The completion of human genome sequencing and the sequencing of numerous model genomes, as well as the existence of a gargantuan number of sequences in general, provides a golden opportunity for biological scientists, owing to the inherent value of these data. At the same time, the sheer magnitude of data also presents a conundrum to the inexperienced user, resulting not just from the size of the “sequence information space” but from the fact that the information space continues to get larger by leaps and bounds.

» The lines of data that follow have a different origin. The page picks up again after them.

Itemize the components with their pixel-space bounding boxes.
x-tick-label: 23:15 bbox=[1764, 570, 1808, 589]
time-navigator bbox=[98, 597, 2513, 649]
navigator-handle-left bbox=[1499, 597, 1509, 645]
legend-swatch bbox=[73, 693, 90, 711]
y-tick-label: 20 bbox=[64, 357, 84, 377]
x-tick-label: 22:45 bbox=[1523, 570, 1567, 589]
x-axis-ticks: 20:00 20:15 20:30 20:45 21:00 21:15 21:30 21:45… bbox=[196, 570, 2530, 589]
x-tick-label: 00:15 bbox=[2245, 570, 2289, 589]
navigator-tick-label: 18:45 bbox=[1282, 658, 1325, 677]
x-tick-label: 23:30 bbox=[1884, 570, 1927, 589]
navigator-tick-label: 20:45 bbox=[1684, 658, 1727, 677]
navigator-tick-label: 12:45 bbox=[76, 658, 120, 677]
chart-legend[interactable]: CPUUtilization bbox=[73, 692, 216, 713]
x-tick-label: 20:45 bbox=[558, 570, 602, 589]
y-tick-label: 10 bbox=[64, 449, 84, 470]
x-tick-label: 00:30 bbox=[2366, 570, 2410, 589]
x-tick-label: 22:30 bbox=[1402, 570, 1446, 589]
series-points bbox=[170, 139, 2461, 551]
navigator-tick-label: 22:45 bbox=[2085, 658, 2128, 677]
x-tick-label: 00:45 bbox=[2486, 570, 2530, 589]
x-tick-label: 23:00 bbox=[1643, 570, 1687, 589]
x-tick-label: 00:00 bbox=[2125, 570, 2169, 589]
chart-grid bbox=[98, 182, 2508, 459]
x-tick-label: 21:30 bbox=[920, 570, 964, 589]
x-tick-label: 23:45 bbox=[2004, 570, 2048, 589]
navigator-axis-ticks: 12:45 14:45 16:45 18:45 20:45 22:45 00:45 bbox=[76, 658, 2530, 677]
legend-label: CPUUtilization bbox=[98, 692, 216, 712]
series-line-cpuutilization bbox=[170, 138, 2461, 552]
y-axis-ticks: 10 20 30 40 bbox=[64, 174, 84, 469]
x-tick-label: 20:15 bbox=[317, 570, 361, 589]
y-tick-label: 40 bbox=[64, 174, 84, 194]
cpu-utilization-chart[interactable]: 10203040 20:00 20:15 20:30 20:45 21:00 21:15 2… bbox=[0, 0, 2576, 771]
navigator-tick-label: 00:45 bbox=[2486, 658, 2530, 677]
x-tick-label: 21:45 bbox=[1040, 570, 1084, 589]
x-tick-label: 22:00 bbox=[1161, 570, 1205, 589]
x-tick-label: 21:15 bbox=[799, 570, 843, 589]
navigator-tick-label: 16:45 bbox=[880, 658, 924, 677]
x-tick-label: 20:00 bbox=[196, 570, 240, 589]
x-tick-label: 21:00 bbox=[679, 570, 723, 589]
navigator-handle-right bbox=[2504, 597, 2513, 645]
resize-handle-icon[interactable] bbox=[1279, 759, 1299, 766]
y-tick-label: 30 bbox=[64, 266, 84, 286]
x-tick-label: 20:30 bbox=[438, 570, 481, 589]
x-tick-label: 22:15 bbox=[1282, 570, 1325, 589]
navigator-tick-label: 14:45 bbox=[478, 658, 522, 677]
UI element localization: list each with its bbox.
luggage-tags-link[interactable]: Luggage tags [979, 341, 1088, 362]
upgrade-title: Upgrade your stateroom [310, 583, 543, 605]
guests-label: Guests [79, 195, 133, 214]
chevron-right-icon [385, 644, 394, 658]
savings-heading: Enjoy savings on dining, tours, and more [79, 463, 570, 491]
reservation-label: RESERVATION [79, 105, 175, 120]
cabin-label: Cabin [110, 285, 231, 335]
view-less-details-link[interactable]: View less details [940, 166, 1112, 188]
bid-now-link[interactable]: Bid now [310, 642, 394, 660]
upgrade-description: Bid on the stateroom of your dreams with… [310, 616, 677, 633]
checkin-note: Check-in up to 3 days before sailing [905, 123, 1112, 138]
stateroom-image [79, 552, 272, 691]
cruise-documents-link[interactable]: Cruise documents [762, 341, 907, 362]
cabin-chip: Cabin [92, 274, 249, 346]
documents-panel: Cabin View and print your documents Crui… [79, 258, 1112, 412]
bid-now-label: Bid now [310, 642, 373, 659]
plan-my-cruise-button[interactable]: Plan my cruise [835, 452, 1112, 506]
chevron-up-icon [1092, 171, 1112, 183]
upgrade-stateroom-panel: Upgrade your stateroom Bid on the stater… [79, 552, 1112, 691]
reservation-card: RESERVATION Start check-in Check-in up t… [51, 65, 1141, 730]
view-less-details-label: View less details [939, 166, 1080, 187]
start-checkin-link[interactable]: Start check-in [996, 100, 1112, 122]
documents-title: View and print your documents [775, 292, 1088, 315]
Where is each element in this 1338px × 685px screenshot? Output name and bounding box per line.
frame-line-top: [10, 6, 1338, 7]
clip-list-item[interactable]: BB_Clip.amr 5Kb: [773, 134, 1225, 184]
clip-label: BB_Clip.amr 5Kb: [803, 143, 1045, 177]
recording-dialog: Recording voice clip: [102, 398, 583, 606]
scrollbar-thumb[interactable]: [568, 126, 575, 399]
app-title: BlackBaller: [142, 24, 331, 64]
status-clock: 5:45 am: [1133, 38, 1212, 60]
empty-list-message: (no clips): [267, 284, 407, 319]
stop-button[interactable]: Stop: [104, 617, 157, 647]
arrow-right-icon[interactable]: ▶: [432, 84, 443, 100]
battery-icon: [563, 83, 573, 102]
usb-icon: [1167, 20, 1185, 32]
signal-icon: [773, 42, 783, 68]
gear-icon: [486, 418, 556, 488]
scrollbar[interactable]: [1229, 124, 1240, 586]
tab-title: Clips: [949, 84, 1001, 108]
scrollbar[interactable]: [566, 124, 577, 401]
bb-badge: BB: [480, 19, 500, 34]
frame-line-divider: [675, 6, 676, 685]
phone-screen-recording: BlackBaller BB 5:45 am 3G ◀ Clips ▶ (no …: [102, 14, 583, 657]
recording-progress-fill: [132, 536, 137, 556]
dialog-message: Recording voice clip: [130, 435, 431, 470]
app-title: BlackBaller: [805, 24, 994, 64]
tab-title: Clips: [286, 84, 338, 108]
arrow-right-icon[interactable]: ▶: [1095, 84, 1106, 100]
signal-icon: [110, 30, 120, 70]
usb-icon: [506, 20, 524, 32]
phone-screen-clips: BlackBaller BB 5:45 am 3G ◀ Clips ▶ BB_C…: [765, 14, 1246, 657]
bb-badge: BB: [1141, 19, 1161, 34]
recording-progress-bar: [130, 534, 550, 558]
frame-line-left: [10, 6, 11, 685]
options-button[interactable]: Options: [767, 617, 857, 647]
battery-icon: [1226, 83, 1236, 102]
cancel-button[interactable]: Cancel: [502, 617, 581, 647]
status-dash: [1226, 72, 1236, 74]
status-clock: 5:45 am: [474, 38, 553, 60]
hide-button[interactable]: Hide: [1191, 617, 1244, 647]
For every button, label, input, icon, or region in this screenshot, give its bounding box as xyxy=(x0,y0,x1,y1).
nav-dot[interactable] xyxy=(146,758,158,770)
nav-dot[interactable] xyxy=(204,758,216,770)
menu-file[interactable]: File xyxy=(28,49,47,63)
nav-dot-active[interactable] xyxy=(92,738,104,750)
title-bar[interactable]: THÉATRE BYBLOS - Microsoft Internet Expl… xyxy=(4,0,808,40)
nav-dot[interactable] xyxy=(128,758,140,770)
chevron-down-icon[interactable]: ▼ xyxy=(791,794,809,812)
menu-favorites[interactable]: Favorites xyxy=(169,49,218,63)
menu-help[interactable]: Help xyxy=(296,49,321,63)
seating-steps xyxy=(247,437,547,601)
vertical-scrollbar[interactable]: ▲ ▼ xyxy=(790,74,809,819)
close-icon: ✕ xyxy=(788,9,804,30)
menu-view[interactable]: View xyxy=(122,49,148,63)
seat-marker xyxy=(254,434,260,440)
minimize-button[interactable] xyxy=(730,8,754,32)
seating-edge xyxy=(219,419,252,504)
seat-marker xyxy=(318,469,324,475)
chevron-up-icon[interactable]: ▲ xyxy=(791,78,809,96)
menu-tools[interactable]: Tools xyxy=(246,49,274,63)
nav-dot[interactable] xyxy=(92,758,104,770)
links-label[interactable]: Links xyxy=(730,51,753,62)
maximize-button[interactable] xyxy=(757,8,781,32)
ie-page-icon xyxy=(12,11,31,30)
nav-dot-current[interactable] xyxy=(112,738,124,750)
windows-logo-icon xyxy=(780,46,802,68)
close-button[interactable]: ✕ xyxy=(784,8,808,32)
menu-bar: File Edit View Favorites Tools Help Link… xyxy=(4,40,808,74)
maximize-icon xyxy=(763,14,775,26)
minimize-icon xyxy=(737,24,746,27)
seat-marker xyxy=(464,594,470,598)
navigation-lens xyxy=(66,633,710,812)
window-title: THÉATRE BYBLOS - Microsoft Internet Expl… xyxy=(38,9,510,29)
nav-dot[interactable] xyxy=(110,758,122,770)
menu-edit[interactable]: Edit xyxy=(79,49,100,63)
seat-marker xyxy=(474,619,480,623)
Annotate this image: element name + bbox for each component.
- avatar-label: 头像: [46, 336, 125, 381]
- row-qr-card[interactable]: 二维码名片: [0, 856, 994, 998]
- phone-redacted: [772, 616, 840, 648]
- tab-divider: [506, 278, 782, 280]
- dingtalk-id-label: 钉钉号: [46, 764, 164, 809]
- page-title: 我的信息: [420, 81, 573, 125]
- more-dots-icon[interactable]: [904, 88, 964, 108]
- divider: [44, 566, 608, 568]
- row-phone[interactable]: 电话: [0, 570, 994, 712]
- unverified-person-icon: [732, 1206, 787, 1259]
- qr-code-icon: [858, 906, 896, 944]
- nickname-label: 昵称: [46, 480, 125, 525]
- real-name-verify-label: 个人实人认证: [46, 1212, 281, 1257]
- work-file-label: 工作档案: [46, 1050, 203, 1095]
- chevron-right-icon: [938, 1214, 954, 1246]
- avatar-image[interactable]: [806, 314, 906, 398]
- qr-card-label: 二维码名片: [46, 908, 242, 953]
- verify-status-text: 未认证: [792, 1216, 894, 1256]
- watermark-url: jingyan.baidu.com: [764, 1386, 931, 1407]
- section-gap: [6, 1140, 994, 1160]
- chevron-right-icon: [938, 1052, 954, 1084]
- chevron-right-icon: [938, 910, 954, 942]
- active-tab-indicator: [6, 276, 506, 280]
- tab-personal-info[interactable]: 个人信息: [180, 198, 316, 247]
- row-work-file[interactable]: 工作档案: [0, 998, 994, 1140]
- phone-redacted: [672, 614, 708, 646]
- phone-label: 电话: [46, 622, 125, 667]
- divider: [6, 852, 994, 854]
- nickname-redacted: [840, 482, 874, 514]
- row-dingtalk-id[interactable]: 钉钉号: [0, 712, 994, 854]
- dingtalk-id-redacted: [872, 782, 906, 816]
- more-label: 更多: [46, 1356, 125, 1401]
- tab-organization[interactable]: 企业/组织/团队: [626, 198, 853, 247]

Indeed, the sequencing landscape has changed significantly in recent years with the development of new high-throughput technologies that generate more and more sequence data in a way that is best described as “better, cheaper, faster,” with these advances feeding into the “insatiable appetite” that scientists have for more and more sequence data (Green et al. 2017). Given the inherent value of the data contained within these sequence databases, this chapter will focus on providing the reader with a solid understanding of these major public sequence databases, as a first step toward being able to perform robust and accurate bioinformatic analyses.